In the plane I was seated next to a woman who works at the same company I do. I could tell because she was working but as I was not, she had no reason to know. In another time, I would have introduced myself, tried to learn what she does and so on. I found myself completely uninterested in doing any of those things - things that came to me naturally and without a second thought. The woman was wearing an N95 mask for the duration of the flight. I presumed it was not her intent to have conversations with random people who happened to be seated next to her. Beyond that, I believe I might have changed in some fundamental way coming out the other side of the pandemic. Maybe, it served as a time for a hard reset for people to return to their natural settings.

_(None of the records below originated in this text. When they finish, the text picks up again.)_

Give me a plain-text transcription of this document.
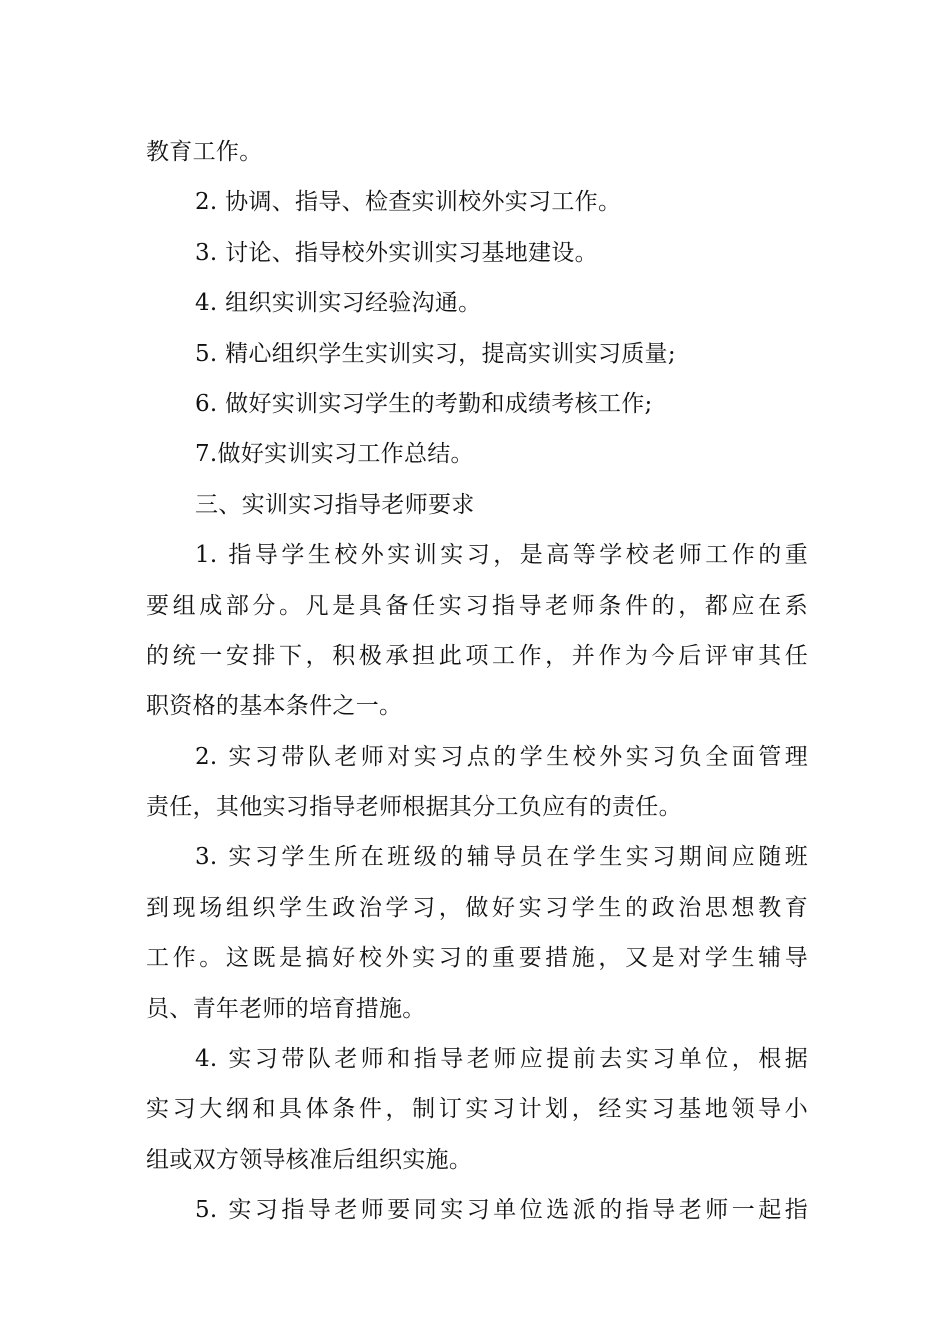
教育工作。
2. 协调、指导、检查实训校外实习工作。
3. 讨论、指导校外实训实习基地建设。
4. 组织实训实习经验沟通。
5. 精心组织学生实训实习，提高实训实习质量;
6. 做好实训实习学生的考勤和成绩考核工作;
7.做好实训实习工作总结。
三、实训实习指导老师要求
1. 指导学生校外实训实习，是高等学校老师工作的重
要组成部分。凡是具备任实习指导老师条件的，都应在系
的统一安排下，积极承担此项工作，并作为今后评审其任
职资格的基本条件之一。
2. 实习带队老师对实习点的学生校外实习负全面管理
责任，其他实习指导老师根据其分工负应有的责任。
3. 实习学生所在班级的辅导员在学生实习期间应随班
到现场组织学生政治学习，做好实习学生的政治思想教育
工作。这既是搞好校外实习的重要措施，又是对学生辅导
员、青年老师的培育措施。
4. 实习带队老师和指导老师应提前去实习单位，根据
实习大纲和具体条件，制订实习计划，经实习基地领导小
组或双方领导核准后组织实施。
5. 实习指导老师要同实习单位选派的指导老师一起指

For me, being naturally introverted, it has always taken effort to socialize. While I can do it and after a while even enjoy it, there is a cold-start problem now having fallen out of practice for a significant length of time. Once I arrived at my destination and checked into the hotel, I went out to grab a quick dinner. Around me, I saw people headed back from work, chatting in small groups before parting ways. I could hear snatches of their conversation from where I was waiting to pick up my kimchi fried rice. This was not the talk I would want to be part of today. One group was talking about a conversation they had had with their boss and what that meant for a call they were going to have with a client the following day. In another life, that could have been me saying the things these folks were saying. But today, it felt completely pointless and unrelatable.
If I had left from work with this set, I would have walked on home without pausing for a social break. That was me in the plane too - I simply could not find it in me to have a casual conversation with this person with whom I likely share a lot of common work experiences - that was the last thing I wanted. It was great to have the space and quiet for a few hours.